By Nick Godt, MarketWatch

NEW YORK (MarketWatch) -- Treasurys continued to rally on Thursday, sending yields to record lows, with economic reports painting a bleak picture of the economy and with fixed-income assets benefiting from the Federal Reserve cutting interest rates to historic lows.
"Treasury yields continued to hit fresh record lows overnight as market participants front-run the Fed's quantitative easing strategy and the potential for outright purchases of Treasuries," analysts at Action Economics said.
Yields on the benchmark 10-year Treasury notes ) fell 12 basis points to 2.072%, the lowest since active trading began in the early 1960s. Yields on the 30-year bond were down 12 basis points at 2.535%.

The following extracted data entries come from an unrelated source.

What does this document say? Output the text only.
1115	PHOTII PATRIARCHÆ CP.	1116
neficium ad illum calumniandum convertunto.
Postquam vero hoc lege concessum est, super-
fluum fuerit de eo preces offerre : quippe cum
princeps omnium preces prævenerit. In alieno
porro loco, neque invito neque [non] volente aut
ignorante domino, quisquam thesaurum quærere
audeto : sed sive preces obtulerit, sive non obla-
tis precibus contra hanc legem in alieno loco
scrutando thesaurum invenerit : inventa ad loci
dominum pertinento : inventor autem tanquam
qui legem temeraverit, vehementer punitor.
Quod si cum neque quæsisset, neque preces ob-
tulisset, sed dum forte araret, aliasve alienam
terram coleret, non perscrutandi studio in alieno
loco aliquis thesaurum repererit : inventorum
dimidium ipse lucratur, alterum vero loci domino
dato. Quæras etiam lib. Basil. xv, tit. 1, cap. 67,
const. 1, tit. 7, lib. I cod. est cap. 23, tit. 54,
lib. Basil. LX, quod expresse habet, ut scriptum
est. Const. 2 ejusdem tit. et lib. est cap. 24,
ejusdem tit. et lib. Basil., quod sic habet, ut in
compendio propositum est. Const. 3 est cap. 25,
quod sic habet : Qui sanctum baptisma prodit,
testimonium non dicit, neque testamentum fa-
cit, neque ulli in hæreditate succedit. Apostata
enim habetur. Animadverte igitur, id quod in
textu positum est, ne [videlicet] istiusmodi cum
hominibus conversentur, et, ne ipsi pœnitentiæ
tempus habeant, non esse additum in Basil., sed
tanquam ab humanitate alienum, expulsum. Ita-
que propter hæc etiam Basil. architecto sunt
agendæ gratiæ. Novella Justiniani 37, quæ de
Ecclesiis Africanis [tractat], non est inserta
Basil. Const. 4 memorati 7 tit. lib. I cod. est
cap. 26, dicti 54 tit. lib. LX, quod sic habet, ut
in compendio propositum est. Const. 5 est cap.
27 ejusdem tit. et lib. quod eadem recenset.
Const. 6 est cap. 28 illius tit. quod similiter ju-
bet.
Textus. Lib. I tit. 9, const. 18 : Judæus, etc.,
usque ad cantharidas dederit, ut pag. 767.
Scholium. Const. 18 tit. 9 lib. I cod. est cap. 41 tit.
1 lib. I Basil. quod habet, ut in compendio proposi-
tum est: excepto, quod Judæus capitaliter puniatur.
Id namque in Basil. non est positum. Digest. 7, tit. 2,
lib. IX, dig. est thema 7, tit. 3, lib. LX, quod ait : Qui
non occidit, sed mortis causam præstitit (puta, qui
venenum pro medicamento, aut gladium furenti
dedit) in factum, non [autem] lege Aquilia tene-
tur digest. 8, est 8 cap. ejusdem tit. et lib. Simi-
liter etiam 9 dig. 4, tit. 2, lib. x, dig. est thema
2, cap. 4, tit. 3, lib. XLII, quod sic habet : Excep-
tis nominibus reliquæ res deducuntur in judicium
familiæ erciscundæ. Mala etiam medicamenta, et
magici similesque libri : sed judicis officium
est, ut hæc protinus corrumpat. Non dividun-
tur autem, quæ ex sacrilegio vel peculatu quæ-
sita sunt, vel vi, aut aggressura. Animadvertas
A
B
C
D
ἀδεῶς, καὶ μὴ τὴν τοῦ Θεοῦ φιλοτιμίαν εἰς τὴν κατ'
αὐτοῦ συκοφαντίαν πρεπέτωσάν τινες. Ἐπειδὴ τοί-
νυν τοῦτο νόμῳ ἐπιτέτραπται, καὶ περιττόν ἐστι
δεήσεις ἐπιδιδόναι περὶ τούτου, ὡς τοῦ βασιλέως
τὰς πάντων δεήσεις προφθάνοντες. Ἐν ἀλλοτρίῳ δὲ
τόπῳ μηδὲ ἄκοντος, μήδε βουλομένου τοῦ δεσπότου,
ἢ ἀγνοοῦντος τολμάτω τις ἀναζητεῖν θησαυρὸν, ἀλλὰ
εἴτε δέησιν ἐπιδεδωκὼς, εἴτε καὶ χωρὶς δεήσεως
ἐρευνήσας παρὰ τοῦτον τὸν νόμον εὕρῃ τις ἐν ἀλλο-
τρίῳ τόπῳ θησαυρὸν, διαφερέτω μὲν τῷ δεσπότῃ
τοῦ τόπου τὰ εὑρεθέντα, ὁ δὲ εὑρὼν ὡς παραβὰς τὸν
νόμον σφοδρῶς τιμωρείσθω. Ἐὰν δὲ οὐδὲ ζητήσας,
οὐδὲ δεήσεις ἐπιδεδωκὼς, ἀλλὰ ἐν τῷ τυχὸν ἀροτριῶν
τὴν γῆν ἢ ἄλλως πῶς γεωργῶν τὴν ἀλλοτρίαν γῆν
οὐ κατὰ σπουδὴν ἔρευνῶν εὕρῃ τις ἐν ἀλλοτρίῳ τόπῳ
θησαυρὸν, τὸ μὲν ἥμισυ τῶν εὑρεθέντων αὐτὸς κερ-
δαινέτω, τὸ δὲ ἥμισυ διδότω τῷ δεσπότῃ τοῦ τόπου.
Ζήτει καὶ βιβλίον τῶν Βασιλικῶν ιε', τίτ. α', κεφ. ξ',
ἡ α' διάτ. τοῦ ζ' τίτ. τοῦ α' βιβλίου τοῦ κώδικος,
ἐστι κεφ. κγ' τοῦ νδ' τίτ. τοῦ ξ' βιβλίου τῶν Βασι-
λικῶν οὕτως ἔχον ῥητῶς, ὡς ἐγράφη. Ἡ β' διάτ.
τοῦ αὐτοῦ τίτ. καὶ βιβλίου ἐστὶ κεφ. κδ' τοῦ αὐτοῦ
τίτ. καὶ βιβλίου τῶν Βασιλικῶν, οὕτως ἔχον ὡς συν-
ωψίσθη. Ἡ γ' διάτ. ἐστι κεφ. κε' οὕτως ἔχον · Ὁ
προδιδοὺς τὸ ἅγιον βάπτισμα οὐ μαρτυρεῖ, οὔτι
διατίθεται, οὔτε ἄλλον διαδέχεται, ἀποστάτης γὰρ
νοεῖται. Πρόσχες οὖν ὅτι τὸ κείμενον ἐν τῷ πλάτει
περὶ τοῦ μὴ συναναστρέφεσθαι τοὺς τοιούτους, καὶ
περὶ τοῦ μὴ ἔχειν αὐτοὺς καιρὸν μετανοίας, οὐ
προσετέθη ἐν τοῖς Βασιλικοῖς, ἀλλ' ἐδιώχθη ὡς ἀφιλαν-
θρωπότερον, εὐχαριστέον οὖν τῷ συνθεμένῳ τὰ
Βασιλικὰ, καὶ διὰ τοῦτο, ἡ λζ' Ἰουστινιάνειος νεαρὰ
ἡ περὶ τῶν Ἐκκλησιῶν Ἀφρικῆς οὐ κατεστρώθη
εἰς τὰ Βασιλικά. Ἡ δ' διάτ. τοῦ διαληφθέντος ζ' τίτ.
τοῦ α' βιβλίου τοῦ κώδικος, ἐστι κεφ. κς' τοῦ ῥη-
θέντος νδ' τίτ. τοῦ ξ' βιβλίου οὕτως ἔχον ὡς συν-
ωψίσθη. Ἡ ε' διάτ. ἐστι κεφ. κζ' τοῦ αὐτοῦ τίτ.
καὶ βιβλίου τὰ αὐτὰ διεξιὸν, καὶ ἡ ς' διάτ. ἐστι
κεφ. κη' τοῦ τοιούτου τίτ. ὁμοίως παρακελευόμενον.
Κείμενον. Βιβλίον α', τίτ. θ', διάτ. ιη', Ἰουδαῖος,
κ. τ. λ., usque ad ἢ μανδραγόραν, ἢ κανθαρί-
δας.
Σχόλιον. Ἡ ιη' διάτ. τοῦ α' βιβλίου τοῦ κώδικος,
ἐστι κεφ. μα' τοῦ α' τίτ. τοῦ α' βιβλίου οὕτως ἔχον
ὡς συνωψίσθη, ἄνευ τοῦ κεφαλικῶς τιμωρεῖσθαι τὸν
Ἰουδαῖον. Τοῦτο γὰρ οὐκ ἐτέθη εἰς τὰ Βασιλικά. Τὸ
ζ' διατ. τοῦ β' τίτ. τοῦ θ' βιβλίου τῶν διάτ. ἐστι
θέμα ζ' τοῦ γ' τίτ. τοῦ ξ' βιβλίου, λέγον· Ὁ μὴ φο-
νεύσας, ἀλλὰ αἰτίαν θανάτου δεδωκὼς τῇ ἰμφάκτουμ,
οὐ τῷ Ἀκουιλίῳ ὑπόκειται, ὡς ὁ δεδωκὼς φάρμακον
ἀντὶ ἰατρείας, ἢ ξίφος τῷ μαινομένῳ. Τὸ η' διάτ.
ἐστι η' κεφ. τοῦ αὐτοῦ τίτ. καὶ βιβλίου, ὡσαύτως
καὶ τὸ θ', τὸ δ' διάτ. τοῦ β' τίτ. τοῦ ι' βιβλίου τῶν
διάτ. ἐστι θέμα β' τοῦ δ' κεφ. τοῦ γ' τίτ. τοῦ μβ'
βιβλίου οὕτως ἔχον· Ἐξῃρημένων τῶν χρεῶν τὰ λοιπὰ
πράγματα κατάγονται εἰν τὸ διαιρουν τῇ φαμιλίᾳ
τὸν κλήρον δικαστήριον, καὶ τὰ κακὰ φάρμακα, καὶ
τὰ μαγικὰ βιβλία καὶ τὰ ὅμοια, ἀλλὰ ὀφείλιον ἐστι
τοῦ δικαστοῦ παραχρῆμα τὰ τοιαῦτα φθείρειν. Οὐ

Yields on two-year notes lost 7 basis points to 0.680%.
First-time claims for state unemployment benefits dropped 21,000 to 554,000 in the week ended Dec. 13, easing back part of a surge in the prior week, the Labor Department reported Thursday.
Still, the four-week average of those claims rose 2,750 to 543,750 -- the highest level since December 1982, and initial claims are not expected to drop again until mid-January, according to the Labor Department. See full story on jobless claims.
Separately, manufacturing in the Philadelphia region bounced off lows in December, the Federal Reserve Bank of Philadelphia reported Thursday.
The Philly Fed diffusion index rose to negative 32.9 in December from negative 39.3 in November. The reading in November was the worst since October 1990. Readings below zero indicate contraction. The report was not as weak as expected. Economists were expecting the index to slip to negative 42.0.

"The data was still pathetic despite the rebound on Philly," Action Economics said.
On Wednesday, 10-year Treasurys had rallied as much as 1.1%, sending yields to as low as 2.08%, as U.S. government debt continued to benefit from the Federal Reserve's moves to lower interest rates to a range of zero to 0.25% and to purchase debt.
Also on Thursday, the European Central Bank reduced its rate on its deposit facility by 50 basis points to boost money markets. The announcement helped lift the dollar against the euro.